熟した新鮮な果実に良く見られる現象で、人体には無害です。
「ブルーム」は「果実の水分蒸発防止」、「病気から実を守る」という役割があります。
ブドウを購入する際には、「茎が太い」、「粒が揃って茎に付いたまま」、「皮に張りがある」などが美味しいブドウを手に入れるための目安になります。
保存の際は、(袋などに入れ)冷蔵庫の野菜室で保存しましょう。
水に浸けると傷みやすくなりますので、洗うのは食べる直前にしましょう。
種類
ブドウ生産国には中国、イタリア、アメリカ、スペイン、フランスなどがあります。
国内では、山梨県、長野県、山形県、岡山県などが挙げられます。
品種には、「巨峰」、「デラウェア」、「ピオーネ」、「キャンベルアーリー」、「マスカット・オブ・アレキサンドリア」、「甲州」などがあります。
レシピ
ブドウジュース
デラウェアなどの黒色系ブドウジュースを始め、白ブドウジュースなどの果汁オンリーで作ったジュースは、甘くて口当たりが良く、とても人気がある。
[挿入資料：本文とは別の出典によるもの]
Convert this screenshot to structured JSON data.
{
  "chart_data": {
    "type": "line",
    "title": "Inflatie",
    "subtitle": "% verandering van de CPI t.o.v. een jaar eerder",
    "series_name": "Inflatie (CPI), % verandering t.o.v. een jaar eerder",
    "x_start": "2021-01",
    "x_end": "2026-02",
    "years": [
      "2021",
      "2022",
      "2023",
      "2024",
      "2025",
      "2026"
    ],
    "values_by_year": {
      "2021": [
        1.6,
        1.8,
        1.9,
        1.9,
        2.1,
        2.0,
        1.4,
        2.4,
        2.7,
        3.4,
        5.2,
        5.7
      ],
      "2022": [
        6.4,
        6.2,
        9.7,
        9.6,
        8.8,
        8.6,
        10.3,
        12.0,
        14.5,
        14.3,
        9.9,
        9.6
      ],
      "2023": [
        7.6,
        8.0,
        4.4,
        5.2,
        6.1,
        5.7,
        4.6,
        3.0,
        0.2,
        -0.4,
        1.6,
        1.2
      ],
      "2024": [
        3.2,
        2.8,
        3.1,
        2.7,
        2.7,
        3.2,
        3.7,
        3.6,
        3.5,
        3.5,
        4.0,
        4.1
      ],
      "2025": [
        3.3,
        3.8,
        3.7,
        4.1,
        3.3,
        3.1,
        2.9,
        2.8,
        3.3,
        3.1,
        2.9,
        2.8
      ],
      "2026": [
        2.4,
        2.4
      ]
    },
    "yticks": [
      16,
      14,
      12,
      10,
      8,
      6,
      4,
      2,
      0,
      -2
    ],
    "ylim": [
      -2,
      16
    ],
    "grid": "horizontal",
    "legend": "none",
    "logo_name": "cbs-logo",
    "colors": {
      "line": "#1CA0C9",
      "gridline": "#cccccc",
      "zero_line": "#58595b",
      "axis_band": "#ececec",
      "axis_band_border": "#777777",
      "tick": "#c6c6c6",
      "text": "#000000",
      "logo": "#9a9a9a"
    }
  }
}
最近では、「低速圧縮スロージューサー」などの良品があるので、手作りのブドウジュースも簡単に作れるようになった。
ブドウゼリー
市販の物にはブドウ果実丸ごとゼリーなどの商品がある。
手作りの場合は、ブドウジュースを使えば簡単。
ワインを加えれば、大人向けのお洒落なデザートに。
ブドウ【葡萄】 単糖類が素早く吸収され、優れたエネルギー源に まとめ
ブドウには、抗酸化力を持つ「レスベラトロール」などのポリフェノールを始め、ミネラル類、有機酸、ビタミン類などの様々な有効成分が多く含まれています。
体内に吸収されやすい単糖類である「ブドウ糖」や「果糖」が豊富です。
「ブドウ糖」や「果糖」は体内で素早くエネルギーに変わります。
「ブドウ糖」は、脳にとっては「唯一の栄養源」です。
ブドウを食べることにより、「疲労回復」、「生活習慣病予防」、「老化予防」などに効果があると考えられます。